The fate of the Affordable Care Act is once again in question, now that a federal appeals court in Washington, D.C., has ruled that the government can’t subsidize private coverage for residents in states that refused to set up their own insurance exchanges. Without those subsidies, the law pretty much falls apart. Slate will have a bunch of coverage on the decision today (here’s Dave Weigel), but for the time being, it’s worth pointing out a glaring irony about this whole lawsuit: It’s actually an amazing advertisement for Obamacare.
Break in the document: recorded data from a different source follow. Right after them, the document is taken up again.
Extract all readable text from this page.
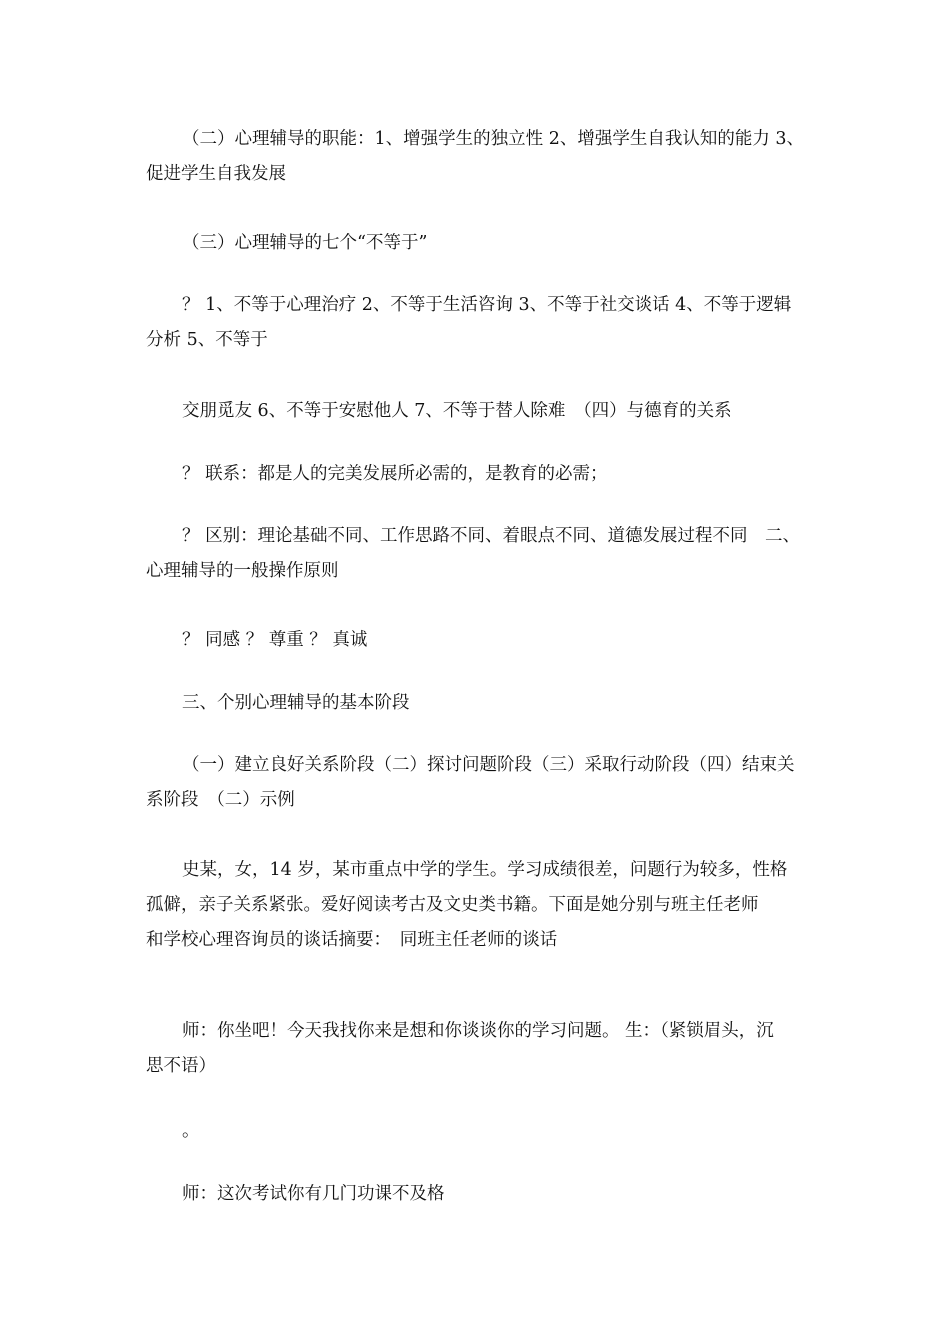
（二）心理辅导的职能：1、增强学生的独立性 2、增强学生自我认知的能力 3、
促进学生自我发展
（三）心理辅导的七个“不等于”
？ 1、不等于心理治疗 2、不等于生活咨询 3、不等于社交谈话 4、不等于逻辑
分析 5、不等于
交朋觅友 6、不等于安慰他人 7、不等于替人除难　（四）与德育的关系
？ 联系：都是人的完美发展所必需的，是教育的必需；
？ 区别：理论基础不同、工作思路不同、着眼点不同、道德发展过程不同　二、
心理辅导的一般操作原则
？ 同感 ？ 尊重 ？ 真诚
三、个别心理辅导的基本阶段
（一）建立良好关系阶段（二）探讨问题阶段（三）采取行动阶段（四）结束关
系阶段　（二）示例
史某，女，14 岁，某市重点中学的学生。学习成绩很差，问题行为较多，性格
孤僻，亲子关系紧张。爱好阅读考古及文史类书籍。下面是她分别与班主任老师
和学校心理咨询员的谈话摘要：　同班主任老师的谈话
师：你坐吧！今天我找你来是想和你谈谈你的学习问题。 生：（紧锁眉头，沉
思不语）
。
师：这次考试你有几门功课不及格
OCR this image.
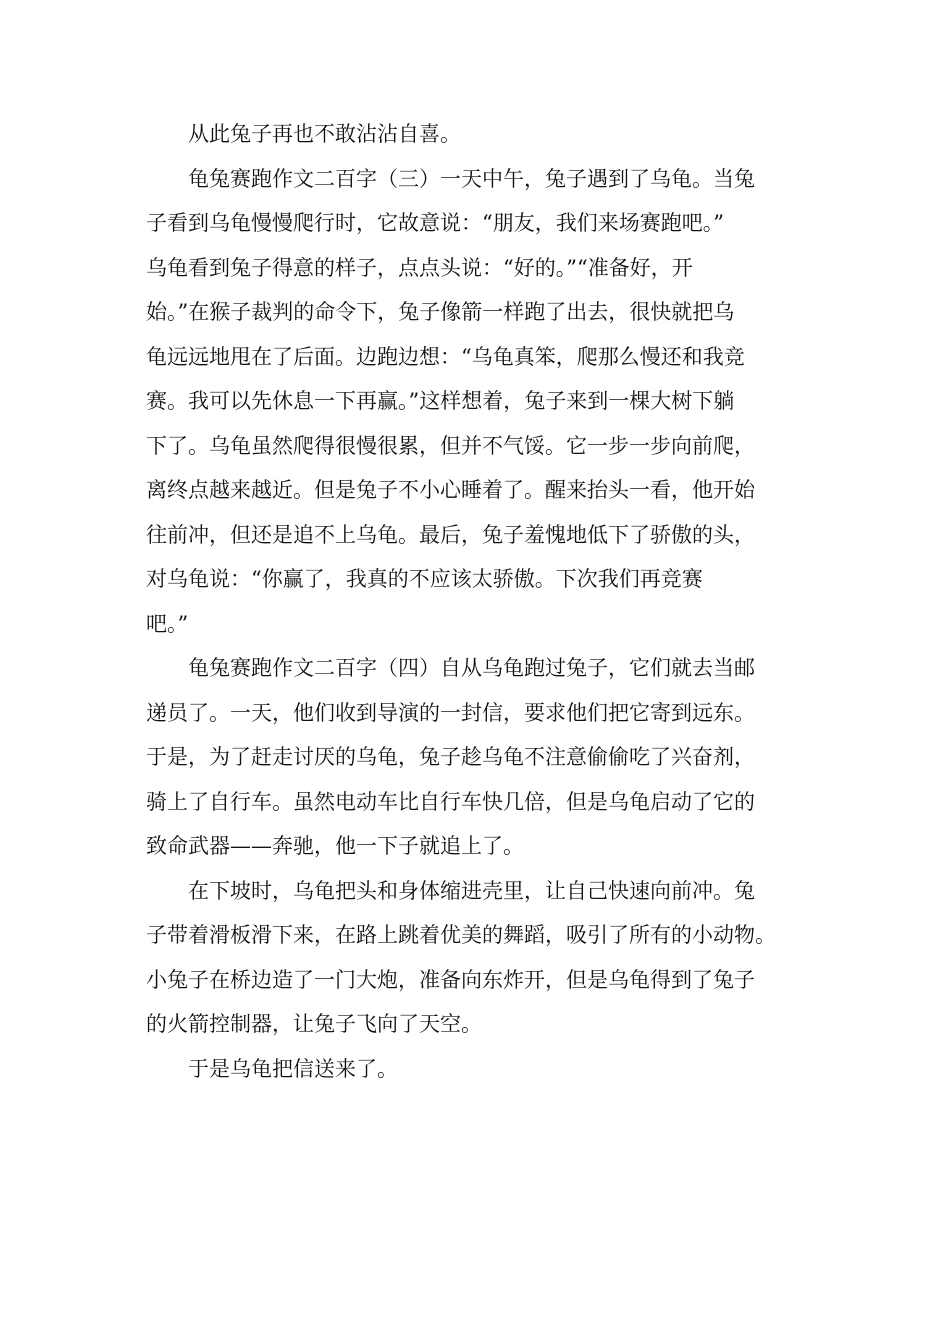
从此兔子再也不敢沾沾自喜。
龟兔赛跑作文二百字（三）一天中午，兔子遇到了乌龟。当兔
子看到乌龟慢慢爬行时，它故意说：“朋友，我们来场赛跑吧。”
乌龟看到兔子得意的样子，点点头说：“好的。”“准备好，开
始。”在猴子裁判的命令下，兔子像箭一样跑了出去，很快就把乌
龟远远地甩在了后面。边跑边想：“乌龟真笨，爬那么慢还和我竞
赛。我可以先休息一下再赢。”这样想着，兔子来到一棵大树下躺
下了。乌龟虽然爬得很慢很累，但并不气馁。它一步一步向前爬，
离终点越来越近。但是兔子不小心睡着了。醒来抬头一看，他开始
往前冲，但还是追不上乌龟。最后，兔子羞愧地低下了骄傲的头，
对乌龟说：“你赢了，我真的不应该太骄傲。下次我们再竞赛
吧。”
龟兔赛跑作文二百字（四）自从乌龟跑过兔子，它们就去当邮
递员了。一天，他们收到导演的一封信，要求他们把它寄到远东。
于是，为了赶走讨厌的乌龟，兔子趁乌龟不注意偷偷吃了兴奋剂，
骑上了自行车。虽然电动车比自行车快几倍，但是乌龟启动了它的
致命武器——奔驰，他一下子就追上了。
在下坡时，乌龟把头和身体缩进壳里，让自己快速向前冲。兔
子带着滑板滑下来，在路上跳着优美的舞蹈，吸引了所有的小动物。
小兔子在桥边造了一门大炮，准备向东炸开，但是乌龟得到了兔子
的火箭控制器，让兔子飞向了天空。
于是乌龟把信送来了。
Much of the case rests on the complaints of one David Klemencic, a West Virginia man who says he doesn’t want to buy health insurance, and that were it not for the government’s generous subsidies, he wouldn’t have to. Below is how the court describes his predicament:
The district court determined that at least one of the appellants, David Klemencic, has standing. Klemencic resides in West Virginia, a state that did not establish its own Exchange, and expects to earn approximately $20,000 this year. He avers that he does not wish to purchase health insurance and that, but for federal credits, he would be exempt from the individual mandate because the unsubsidized cost of coverage would exceed eight percent of his income. The availability of credits on West Virginia’s federal Exchange therefore confronts Klemencic with a choice he’d rather avoid: purchase health insurance at a subsidized cost of less than $21 per year or pay a somewhat greater tax penalty.
Let’s spell that out: This lawsuit has been brought by a man who, thanks to Obamacare’s subsidies, could purchase health insurance for $21 per year. That’s about the cost of a 750 of Jack Daniel’s or a hardcover novel. I guess you can’t accuse Klemencic of putting self-interest ahead of his principles.